Sedikit situs di dunia yang memadatkan sejarah sedemikian dalam seperti Kartago, di pinggiran Tunis modern. Panduan ini menjelaskan bagaimana ia berkembang dari permukiman kecil Fenisia menjadi kekaisaran laut lalu kota Romawi besar, dan bagaimana membaca sejarah itu di situs saat ini.

Pendirian oleh bangsa Fenisia Pedagang Fenisia dari kota Tirus mendirikan Kartago pada abad ke-9 SM, di lokasi strategis menghadap Laut Mediterania yang mengendalikan jalur perdagangan antara timur dan barat. Kartago dengan cepat tumbuh menjadi kekuatan laut dan perdagangan terkuat di Mediterania barat, dengan infrastruktur maritim canggih termasuk pelabuhan militer berbentuk lingkaran khas yang sisanya masih terlihat di dekat Bukit Byrsa hingga kini.

Perang Punisia dan Hannibal Kartago berbenturan dengan Roma yang sedang bangkit dalam serangkaian konflik yang dikenal sebagai Perang Punisia, berlangsung dari 264 hingga 146 SM. Tokoh paling terkenal adalah jenderal Hannibal Barca, yang melintasi Pegunungan Alpen bersama pasukan dan gajah-gajahnya dalam konfrontasi legendaris melawan Roma selama Perang Punisia Kedua.
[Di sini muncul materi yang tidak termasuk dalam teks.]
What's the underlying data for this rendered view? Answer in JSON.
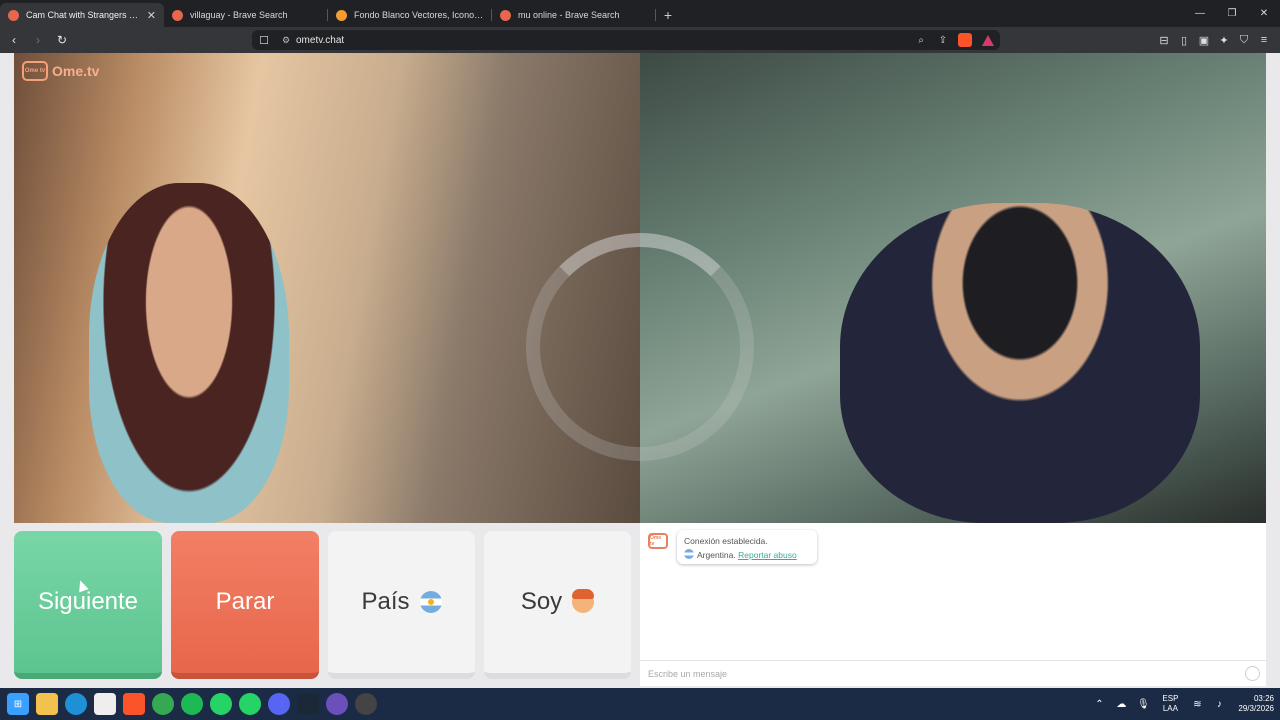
{
  "browser": {
    "tabs": [
      {
        "title": "Cam Chat with Strangers on O",
        "active": true,
        "favicon_color": "#e8664b"
      },
      {
        "title": "villaguay - Brave Search",
        "active": false,
        "favicon_color": "#e8664b"
      },
      {
        "title": "Fondo Blanco Vectores, Iconos, Gráfi",
        "active": false,
        "favicon_color": "#f59b2f"
      },
      {
        "title": "mu online - Brave Search",
        "active": false,
        "favicon_color": "#e8664b"
      }
    ],
    "new_tab": "+",
    "url": "ometv.chat"
  },
  "page": {
    "logo_badge": "Ome tv",
    "logo_text": "Ome.tv",
    "buttons": {
      "next": "Siguiente",
      "stop": "Parar",
      "country": "País",
      "soy": "Soy"
    },
    "chat": {
      "status": "Conexión establecida.",
      "country": "Argentina.",
      "report": "Reportar abuso",
      "placeholder": "Escribe un mensaje"
    }
  },
  "taskbar": {
    "lang_1": "ESP",
    "lang_2": "LAA",
    "time": "03:26",
    "date": "29/3/2026"
  },
  "colors": {
    "next": "#5cc58f",
    "stop": "#e8664b",
    "accent": "#3aa8a0"
  }
}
Roma akhirnya menang, dan menghancurkan Kartago sepenuhnya pada 146 SM di akhir Perang Punisia Ketiga — salah satu penghapusan kota kuno paling menyeluruh dalam sejarah.

Pembangunan kembali oleh Romawi Hampir satu abad setelah kehancurannya, Julius Caesar mendirikan kembali Kartago sebagai kota Romawi pada 44 SM. Kota ini kemudian menjadi salah satu kota terpenting Kekaisaran Romawi di Afrika — pusat administratif, komersial, dan keagamaan, yang juga menyaksikan berkembangnya agama Kristen sebelum penaklukan Islam atas wilayah tersebut.

Apa yang Anda lihat di situs hari ini Pemandian Antoninus adalah monumen Romawi paling menonjol di Kartago dan pemandian Romawi terbesar yang dibangun di luar Roma sendiri, dengan kolom-kolom menjulang yang tersisa dan tata letak kompleks yang dulunya mencakup ruang mandi dingin, hangat, dan panas. Anda juga bisa melihat sisa dua pelabuhan Punisia (komersial dan militer), amfiteater Romawi Kartago, dan vila-vila Romawi berpenghuni dengan lantai mosaik yang sebagian terawetkan. Seluruh situs tercatat sebagai Situs Warisan Dunia UNESCO.

Museum Bardo: pelengkap kunjungan Untuk memahami sedalam apa yang telah ditemukan di Kartago, jangan lewatkan Museum Nasional Bardo di Tunis, rumah bagi koleksi mosaik Romawi terbesar di dunia — banyak karya terbaiknya diangkat dari Kartago dan sekitarnya, menggambarkan adegan mitologi dan kehidupan sehari-hari dengan detail yang menakjubkan.

Tips berkunjung Situs ini tersebar luas dengan bagian-bagiannya (Byrsa, Pemandian Antoninus, amfiteater) yang agak berjauhan secara geografis, jadi luangkan setidaknya setengah hari, dan pertimbangkan pemandu lokal atau aplikasi audio jika Anda ingin memahami keseluruhan kisahnya — sisa-sisa batu saja tidak menceritakan semua detail tanpa konteks.